Utilities spend big in targeted Nevada campaigns and PACs
NV Energy and Southwest Gas made maximum contributions to other campaigns and PACs outside of major office elections. BizPAC, the political action committee representing the Vegas Chamber – the largest chamber of commerce in the state – received $10,000 from NV Energy in the first campaign finance cycle of 2026, as well as an additional $10,000 from the utility in 2025. Southwest Gas has given BizPac $23,312 since 2023. Southwest Gas and NV Energy are both “President’s Club” members of the Vegas Chamber, paying annual dues, and NV Energy’s CEO Brandon Barkhuff sits on the Board of Trustees alongside Southwest Gas’s President and now CEO Justin Brown. The utilities have in the past leveraged relationships with local chambers of commerce to gain support in rate cases and other impactful dockets before the PUCN. That includes the Henderson Chamber of Commerce’s PAC, IMPAC, which received $8,075 from NV Energy in 2025. Southwest Gas has contributed a total of $22,450 to IMPAC since 2023.
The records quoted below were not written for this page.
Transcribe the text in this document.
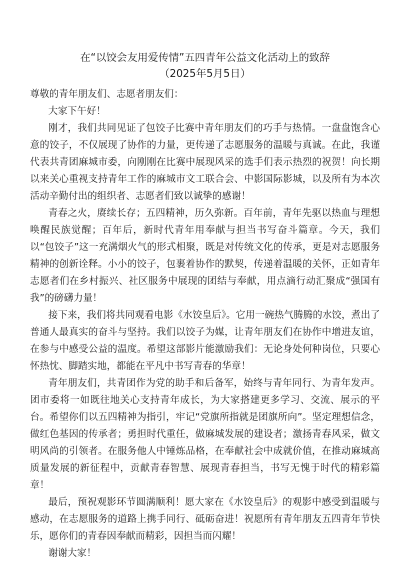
在“以饺会友用爱传情”五四青年公益文化活动上的致辞
（2025年5月5日）
尊敬的青年朋友们、志愿者朋友们：
大家下午好！

刚才，我们共同见证了包饺子比赛中青年朋友们的巧手与热情。一盘盘饱含心意的饺子，不仅展现了协作的力量，更传递了志愿服务的温暖与真诚。在此，我谨代表共青团麻城市委，向刚刚在比赛中展现风采的选手们表示热烈的祝贺！向长期以来关心重视支持青年工作的麻城市文工联合会、中影国际影城，以及所有为本次活动辛勤付出的组织者、志愿者们致以诚挚的感谢！

青春之火，赓续长存；五四精神，历久弥新。百年前，青年先驱以热血与理想唤醒民族觉醒；百年后，新时代青年用奉献与担当书写奋斗篇章。今天，我们以“包饺子”这一充满烟火气的形式相聚，既是对传统文化的传承，更是对志愿服务精神的创新诠释。小小的饺子，包裹着协作的默契，传递着温暖的关怀，正如青年志愿者们在乡村振兴、社区服务中展现的团结与奉献，用点滴行动汇聚成“强国有我”的磅礴力量！

接下来，我们将共同观看电影《水饺皇后》。它用一碗热气腾腾的水饺，煮出了普通人最真实的奋斗与坚持。我们以饺子为媒，让青年朋友们在协作中增进友谊，在参与中感受公益的温度。希望这部影片能激励我们：无论身处何种岗位，只要心怀热忱、脚踏实地，都能在平凡中书写青春的华章！

青年朋友们，共青团作为党的助手和后备军，始终与青年同行、为青年发声。团市委将一如既往地关心支持青年成长，为大家搭建更多学习、交流、展示的平台。希望你们以五四精神为指引，牢记“党旗所指就是团旗所向”。坚定理想信念，做红色基因的传承者；勇担时代重任，做麻城发展的建设者；激扬青春风采，做文明风尚的引领者。在服务他人中锤炼品格，在奉献社会中成就价值，在推动麻城高质量发展的新征程中，贡献青春智慧、展现青春担当，书写无愧于时代的精彩篇章！

最后，预祝观影环节圆满顺利！愿大家在《水饺皇后》的观影中感受到温暖与感动，在志愿服务的道路上携手同行、砥砺奋进！祝愿所有青年朋友五四青年节快乐，愿你们的青春因奉献而精彩，因担当而闪耀！

谢谢大家！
Southwest Gas has targeted specific legislators for some of its largest contributions in recent years. Assemblymember Elaine Marzola, chair of the Committee on Commerce and Labor – a committee that is pivotal in determining legislation impacting statutes and regulation of public utilities at the PUCN – has received $35,000 from Southwest Gas since the beginning of 2025, including contributions to her political action committee, Nevada Brave PAC.
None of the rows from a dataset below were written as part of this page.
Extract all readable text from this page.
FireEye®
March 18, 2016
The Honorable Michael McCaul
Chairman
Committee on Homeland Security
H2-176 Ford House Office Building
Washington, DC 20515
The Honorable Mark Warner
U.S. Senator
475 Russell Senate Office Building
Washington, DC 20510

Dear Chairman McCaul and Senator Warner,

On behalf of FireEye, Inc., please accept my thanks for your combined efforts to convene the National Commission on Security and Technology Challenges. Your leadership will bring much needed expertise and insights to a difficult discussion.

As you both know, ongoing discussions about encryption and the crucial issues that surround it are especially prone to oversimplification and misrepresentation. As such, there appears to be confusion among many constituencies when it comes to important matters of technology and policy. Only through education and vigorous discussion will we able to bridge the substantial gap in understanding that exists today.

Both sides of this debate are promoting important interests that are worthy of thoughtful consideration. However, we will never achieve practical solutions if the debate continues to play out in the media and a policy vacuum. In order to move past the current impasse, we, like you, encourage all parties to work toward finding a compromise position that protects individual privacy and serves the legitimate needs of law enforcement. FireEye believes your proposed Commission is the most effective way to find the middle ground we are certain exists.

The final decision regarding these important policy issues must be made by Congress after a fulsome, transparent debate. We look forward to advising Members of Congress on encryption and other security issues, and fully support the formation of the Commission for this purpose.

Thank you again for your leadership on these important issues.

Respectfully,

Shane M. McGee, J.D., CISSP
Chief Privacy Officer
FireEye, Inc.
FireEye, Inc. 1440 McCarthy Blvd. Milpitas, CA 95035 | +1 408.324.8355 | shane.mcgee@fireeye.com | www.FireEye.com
In Nevada’s 2025 regular session, Senator Rochelle Nguyen chaired the Senate Growth and Infrastructure Committee and served as vice-chair of the Finance Committee, two key committees for energy-related legislation in the state. Nguyen has championed major gas utility-related legislation and consistently receives some of SWG’s largest financial contributions to legislators. Between 2021 and 2024, Senator Nguyen and her PAC – Nguyening Leadership – received $36,000 from SWG, according to campaign contribution reports. In 2025, Nguyen received $20,000 from SWG, including a $10,000 contribution and an additional contribution to her PAC. Nguyen’s PAC raised $28,500 in 2025, $10,000 of which came from SWG.
One of SWG’s employees is running for the Assembly District 40 seat, representing Carson City, Storey County, and Washoe Valley. Stacy Woodbury, a SWG public affairs manager, was registered as a lobbyist for SWG and its transmission company, Great Basin, as recently as the 2025 regular session and is now running to fill the vacated seat. Woodbury received two contributions of $2,500 from SWG in 2026 and 2025.
Utility campaign contributions remain high
NV Energy and Southwest Gas’s annual campaign contributions increased significantly leading up to the 2022 midterm elections. Analysis of publicly available data shows that Southwest Gas surpassed that all-time high in 2025, spending a total of $318,500. In the first quarter of 2026, SWG donated $92,000.
NV Energy has yet to reach its 2022 contribution. The data shows a significant drop in contributions in 2025, the same year the utility was investigated for its decades-long billing overcharges. But its spending is back up this year: as of the first quarter of 2026, NV Energy spent almost twice as much as it spent in all of 2025, nearly as much as it spent in 2023, and over half of its total spending in 2024.